From the end of December 1945, Kim Goo rebelled against the Moscow three-phase talks and pursued a strong opposition movement, becoming a member of the National General Mobilization Committee against Trusteeship and Reform formed on December 30. However, when the Workers' Party returned to Chantak, Mu Chong also turned to Chantak.

===Participate in the creation of the People's Army===
In 1946, he was selected as one of the Deputy Commanders of the Artillery Deputy Commander of the Security Officer Training Corps during his stay in Pyongyang in February of that year. While working in China, he was classified as a pro-Chinese, but he had trouble with China on the issue of Gando. He became the 2nd secretary of the Workers' Party of Korea, but in 1946 Kim Il Sung demoted him to the artillery commander of the security officer training battalion.

On May 10, 1947, in the presence of Choi Yong-geon and other People's Liberation Army officers, Kim Mu Chong insisted, “In return for fighting the blood of Korean soldiers in the Manchurian War, Joseon must obtain Jiandao”. Data published by the Unification Ministry of the Republic of Korea stated that since 1948, there has been a difference of opinion between North Korea and China due to the problem of taking over Paektu Mountain.

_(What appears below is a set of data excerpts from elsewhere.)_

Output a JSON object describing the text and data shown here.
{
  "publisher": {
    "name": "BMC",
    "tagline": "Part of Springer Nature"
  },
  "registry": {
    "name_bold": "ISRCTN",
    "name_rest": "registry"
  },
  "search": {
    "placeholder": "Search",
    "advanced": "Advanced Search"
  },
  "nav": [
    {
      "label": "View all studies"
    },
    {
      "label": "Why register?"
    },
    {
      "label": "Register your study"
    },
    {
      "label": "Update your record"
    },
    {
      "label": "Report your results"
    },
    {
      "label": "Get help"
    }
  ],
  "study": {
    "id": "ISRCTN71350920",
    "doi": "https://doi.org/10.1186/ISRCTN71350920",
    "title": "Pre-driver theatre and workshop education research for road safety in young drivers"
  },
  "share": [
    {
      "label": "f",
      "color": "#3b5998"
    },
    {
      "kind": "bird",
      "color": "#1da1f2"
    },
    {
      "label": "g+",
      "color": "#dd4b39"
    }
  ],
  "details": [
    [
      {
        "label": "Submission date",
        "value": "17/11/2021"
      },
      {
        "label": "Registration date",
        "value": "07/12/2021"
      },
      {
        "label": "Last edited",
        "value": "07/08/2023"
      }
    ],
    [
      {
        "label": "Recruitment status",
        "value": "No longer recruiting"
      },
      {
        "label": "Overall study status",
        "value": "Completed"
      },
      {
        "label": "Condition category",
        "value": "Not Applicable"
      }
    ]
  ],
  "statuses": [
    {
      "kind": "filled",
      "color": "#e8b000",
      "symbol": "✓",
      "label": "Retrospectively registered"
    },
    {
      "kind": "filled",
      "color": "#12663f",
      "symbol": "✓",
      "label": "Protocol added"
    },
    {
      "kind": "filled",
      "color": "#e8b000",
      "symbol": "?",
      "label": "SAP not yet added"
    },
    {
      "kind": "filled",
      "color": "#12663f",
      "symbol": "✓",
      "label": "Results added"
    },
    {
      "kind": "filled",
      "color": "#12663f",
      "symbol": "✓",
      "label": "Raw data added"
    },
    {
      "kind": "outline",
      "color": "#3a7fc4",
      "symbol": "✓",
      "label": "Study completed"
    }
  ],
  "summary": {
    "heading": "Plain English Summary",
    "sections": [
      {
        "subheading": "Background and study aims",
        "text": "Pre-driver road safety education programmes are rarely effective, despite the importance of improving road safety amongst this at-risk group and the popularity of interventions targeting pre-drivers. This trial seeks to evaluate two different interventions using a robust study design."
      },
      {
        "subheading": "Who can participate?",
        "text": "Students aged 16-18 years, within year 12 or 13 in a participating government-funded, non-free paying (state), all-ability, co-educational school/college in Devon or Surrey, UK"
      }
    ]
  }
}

After the founding of the Korean People's Army in February 1948, he was appointed commander of the 2nd Command Center of the People's Army and became a national security officer after the formal establishment of the Democratic People's Republic of Korea. He participated in the 1st inter-Korean negotiations in April 1948, and the 2nd inter-Korean negotiations held in Haeju in August. On September 2, the first Supreme People's Assembly was elected.

===Korean War===
When the Korean War broke out on June 25, 1950, he participated in the Korean War as a national security guard, as a commander of the Artillery Commander of the Korean People's Army and as a commander of the Second Army of the KPA. During the Korean War, General Kim Kwang-hyop failed to defeat the Korean army properly, and after that, he became a resignation officer, and as a successor, he served as the 2nd Army Commander. However, he violated the order to defend Pyongyang, and immediately executed a retreat for the retreaters on the Nakdong River Front, deteriorating the atmosphere inside the army, being dismissed from the position, resigned from the military, and soon reinstated.

===Downfall===
In November 1950, he was defeated by the U.S. Army and retreated from the Nakdong River. However, while patrolling Manpo in Jagang Province, he encountered an injured soldier from Palo County who was close to Mu Chong. Immediately, Mu Chong immediately took the soldier from Palo County to the field hospital and asked for medical treatment from Li Chong-san of the Pyongbuk Provincial People's Committee's Sanitation Division. However, Li Chong-san was busy and refused. Mu Chong threatened him and Li Chong-san was killed on the spot. The incident in the Pyongbuk Field Military Hospital was a problem, and Mu Chong was immediately removed from office, and at the special meeting of the Central Committee of the Workers' Party of Korea held at Byeol-ri, Manpo-gun on December 4, 1950, before the 3rd power meeting was held. He was purged after being referred to the People's Army's military trial for charges of disobedience to orders, disloyalty of the fighting organization, and illegal murder in the retreat.

In 1951, the gastrointestinal disease he suffered worsened and he went to Beijing, China, with the help of Peng Dehuai, and was admitted to the People's Army Hospital of China. In October of that year, he died at the 39th Army Hospital of the Korean People's Army. The cause of death was gastrointestinal disease, and same are said to have been purged. His remains were buried in the Patriotic Martyrs' Cemetery in Pyongyang.